Clearly loving what she did showed in the breads and pastries she created.
She worked at the Idanha Hotel, the fancy new place that had only been open for just over a year. It boasted the best restaurant in the entire state and she was proud to be a part of that. And from what she understood from reviews she saw in major papers, her pastries and cakes and pies had made the hotel restaurant one of the best places to eat in the entire west.
She often worked from sunset to sunrise to have enough breads and cakes and desserts ready for a day in the hotel, but she didn't mind at all. Baking was her life.
Her entire life, actually.
She was widowed from Jason Taber two months after they had married. Jason had been a good man, treated her right, and she would have done her best to make him a good wife if he had lived.
He wasn't the love of her life, but marrying him at eighteen got her out of Placerville, a small town in Montana. She had figured he was the best she could ever do.
Two months after they were married and had moved to Boise, he fell from a ladder and hit his head and never woke up. That had been seven years earlier.
She now seldom thought of him, which she felt sad about, actually. He deserved more than being completely forgotten, even by his widow.
But she never planned on marrying again, so keeping his name was about as much respect as she was able to give to him.
She had made her own way, without a husband, and she was proud of that fact.
She had spent the last seven years learning how to bake, how to be the best.

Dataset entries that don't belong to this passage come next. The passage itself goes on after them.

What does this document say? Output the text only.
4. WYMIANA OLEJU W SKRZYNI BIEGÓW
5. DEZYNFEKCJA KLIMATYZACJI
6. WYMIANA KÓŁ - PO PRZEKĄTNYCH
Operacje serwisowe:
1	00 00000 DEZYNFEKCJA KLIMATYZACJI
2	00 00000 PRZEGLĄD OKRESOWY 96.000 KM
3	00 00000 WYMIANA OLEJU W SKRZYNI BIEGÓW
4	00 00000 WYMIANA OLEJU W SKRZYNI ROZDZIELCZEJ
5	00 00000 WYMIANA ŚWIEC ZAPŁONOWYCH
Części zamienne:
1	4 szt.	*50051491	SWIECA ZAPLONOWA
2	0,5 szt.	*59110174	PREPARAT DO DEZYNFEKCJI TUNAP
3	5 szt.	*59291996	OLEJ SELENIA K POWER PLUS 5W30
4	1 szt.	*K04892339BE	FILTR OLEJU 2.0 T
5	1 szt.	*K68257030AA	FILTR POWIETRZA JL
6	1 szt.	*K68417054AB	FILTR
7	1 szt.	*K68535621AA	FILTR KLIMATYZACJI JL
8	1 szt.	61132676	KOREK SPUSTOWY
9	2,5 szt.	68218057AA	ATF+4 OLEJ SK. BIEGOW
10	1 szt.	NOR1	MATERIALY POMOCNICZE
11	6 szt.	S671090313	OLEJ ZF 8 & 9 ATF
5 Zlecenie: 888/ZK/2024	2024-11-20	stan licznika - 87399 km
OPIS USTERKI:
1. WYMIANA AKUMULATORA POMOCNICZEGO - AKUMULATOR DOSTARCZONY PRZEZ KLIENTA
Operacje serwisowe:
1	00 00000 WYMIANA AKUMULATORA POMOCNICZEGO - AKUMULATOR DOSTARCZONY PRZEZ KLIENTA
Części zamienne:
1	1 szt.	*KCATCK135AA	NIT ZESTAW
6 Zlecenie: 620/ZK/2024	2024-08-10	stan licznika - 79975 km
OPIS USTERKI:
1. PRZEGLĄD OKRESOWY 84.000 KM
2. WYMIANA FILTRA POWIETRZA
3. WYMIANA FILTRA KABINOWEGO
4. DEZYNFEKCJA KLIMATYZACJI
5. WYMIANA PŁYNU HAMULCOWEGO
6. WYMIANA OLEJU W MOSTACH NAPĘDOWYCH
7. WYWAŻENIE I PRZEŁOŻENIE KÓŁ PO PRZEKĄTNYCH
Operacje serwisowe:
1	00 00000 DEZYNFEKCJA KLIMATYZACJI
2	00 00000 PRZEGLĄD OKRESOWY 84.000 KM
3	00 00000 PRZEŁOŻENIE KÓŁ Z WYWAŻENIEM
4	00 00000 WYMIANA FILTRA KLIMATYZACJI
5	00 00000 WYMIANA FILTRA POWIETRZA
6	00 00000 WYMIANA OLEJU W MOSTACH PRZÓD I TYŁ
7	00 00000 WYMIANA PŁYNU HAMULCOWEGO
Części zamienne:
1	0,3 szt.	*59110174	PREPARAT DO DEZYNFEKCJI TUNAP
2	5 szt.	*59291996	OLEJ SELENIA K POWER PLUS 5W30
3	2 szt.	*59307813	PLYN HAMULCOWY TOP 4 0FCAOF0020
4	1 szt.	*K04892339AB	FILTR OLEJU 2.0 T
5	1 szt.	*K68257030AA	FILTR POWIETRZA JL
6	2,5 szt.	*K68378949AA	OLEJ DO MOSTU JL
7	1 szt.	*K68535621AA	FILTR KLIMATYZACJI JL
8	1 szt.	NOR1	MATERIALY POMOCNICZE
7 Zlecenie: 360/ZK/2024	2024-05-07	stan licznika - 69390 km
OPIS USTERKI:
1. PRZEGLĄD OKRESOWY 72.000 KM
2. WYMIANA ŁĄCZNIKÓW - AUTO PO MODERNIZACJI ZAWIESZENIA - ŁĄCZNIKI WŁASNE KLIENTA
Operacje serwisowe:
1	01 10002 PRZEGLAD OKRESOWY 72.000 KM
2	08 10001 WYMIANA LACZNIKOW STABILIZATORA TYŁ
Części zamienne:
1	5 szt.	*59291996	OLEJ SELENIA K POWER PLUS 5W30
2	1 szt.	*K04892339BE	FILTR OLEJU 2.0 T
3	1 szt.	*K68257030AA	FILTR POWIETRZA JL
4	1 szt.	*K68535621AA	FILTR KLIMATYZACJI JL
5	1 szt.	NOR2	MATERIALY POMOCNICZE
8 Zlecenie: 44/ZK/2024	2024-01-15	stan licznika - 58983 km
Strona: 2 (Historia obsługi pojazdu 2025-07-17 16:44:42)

She read all the magazines she could get from the East and talked with every elderly woman she could about their recipes, or at least the ones that they would talk about.
She studied baking like scientists studied the stars or nature. She was passionate about it.
To her, baking was not only a science, but an art. Of course, she never said that to anyone.
She had worked at a few other restaurants around town, getting a reputation as the best baker of any kind of bread, pie, or cake there was in all the West.
When the Idanha Hotel was scheduled to open its doors on January 1st, 1901, Chef Pickner had offered her the job, with nice pay and a furnished apartment in the hotel. She had jumped at the chance.
She had had job offers since for hotels and restaurants in San Francisco, but she had always told Pickner when the offer came in that she would stay with him as long as he wanted her.
And in return for that loyalty, he treated her well and demanded that everyone around her respect what she did. She couldn't ask for more.
So her baking drew in many, many a diner at the Idanha Hotel Restaurant. Her bread seemed to melt with buttery deliciousness in a person's mouth and her pies and cakes were heavenly in taste.
At least that's what everyone told her. She just appreciated that her work was enjoyed every day. That was enough for her.
And if it was up to her, the Idanha was where she would remain the rest of her life.